Nessas histórias, as protagonistas eram notadas por algum rapaz gentil – curiosamente, uma versão melhorada do menino mais interessante do colégio com traços do cantor da boy band favorita – e ele finalmente as convidava para um passeio de bicicleta. Não me atrevia a ler os textos em voz alta, mas com frequência emprestava o caderno de espiral surrado às amigas, que se divertiam com a leitura.
Travessuras com escrita, desenho e imaginação
Foi também dentro da biblioteca onde me veio a ideia brilhante de contribuir religiosamente com o Mural de Recados, uma seção do jornalzinho bimestral que a equipe de comunicação do colégio começara a publicar. Fui me dedicando a inventar caligrafias distintas da minha e a enviar recados assinados por outros nomes. Percebi que a escrita era irmã do desenho e, aproveitando-me do gosto pelas linhas, passei a produzir diferentes tipos de letras.
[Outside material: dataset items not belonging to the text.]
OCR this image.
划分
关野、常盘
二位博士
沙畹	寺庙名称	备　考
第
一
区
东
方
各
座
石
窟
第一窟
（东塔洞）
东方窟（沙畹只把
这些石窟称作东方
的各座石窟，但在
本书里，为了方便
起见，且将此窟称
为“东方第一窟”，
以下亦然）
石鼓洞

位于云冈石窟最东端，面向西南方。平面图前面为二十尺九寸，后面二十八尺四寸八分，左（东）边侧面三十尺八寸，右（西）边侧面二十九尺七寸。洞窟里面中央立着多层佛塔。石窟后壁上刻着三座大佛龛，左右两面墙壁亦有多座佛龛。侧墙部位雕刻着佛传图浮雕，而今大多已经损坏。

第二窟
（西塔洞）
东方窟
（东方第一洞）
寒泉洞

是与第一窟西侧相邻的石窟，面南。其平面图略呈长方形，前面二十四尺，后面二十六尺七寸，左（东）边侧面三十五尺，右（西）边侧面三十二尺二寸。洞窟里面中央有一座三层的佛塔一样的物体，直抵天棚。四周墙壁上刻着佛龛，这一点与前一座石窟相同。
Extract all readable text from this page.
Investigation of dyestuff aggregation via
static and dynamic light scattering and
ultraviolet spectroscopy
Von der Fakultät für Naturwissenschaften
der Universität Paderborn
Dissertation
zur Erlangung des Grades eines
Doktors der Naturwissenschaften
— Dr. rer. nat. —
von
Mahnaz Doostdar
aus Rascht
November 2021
Como transitava bem pelas várias galeras da turma e desenvolvia com prazer a prática da escuta, acompanhava as fofocas e sabia quem gostava de quem, boatos de afetos nutridos e não correspondidos.
Assim, ia me inspirando na elaboração dos recados cada vez mais despudorados. Esses eram remetidos por criaturas discretas e endereçados àqueles e àquelas que mal paravam quietos e, por isso, não suspeitavam de que poderiam ser objeto de admiração de alguém.
Eu, que me considerava destra, aprendi inclusive a escrever com a mão esquerda e também de cabeça para baixo, com a direita. A cada modo diferente de agarrar o lápis, uma caligrafia nova nascia, com formas arredondadas ou compridas, rebuscadas ou garatujadas, a depender do nível da habilidade. Em todo recreio, três novos bilhetinhos eram somados à urna, que passava a maior parte do tempo entregue às moscas.
Ao final das avaliações, exemplares do jornalzinho eram entregues aos estudantes por assistentes da secretaria e estagiários. Eu fazia questão de concluir rapidamente as avaliações para poder assistir pelo rabo do olho à confusão que se instalava nos corredores e ganhava volume em direção à sala da coordenação. Filas de meninas e meninos descabelados, fardados de azul e branco, professores incrédulos, funcionários da administração, técnicos, zeladores e demais empregados da escola passavam os olhos com espanto pela página de recados.
Por dentro, uma vontade incontrolável de rir me consumia. Durante anos seguidos, fui a única responsável pela balbúrdia que tomava de conta do tradicional colégio de freiras, no último dia dos exames bimestrais. Disso, minhas colegas não souberam, mas agora conto abertamente a vocês com uma espécie de orgulho.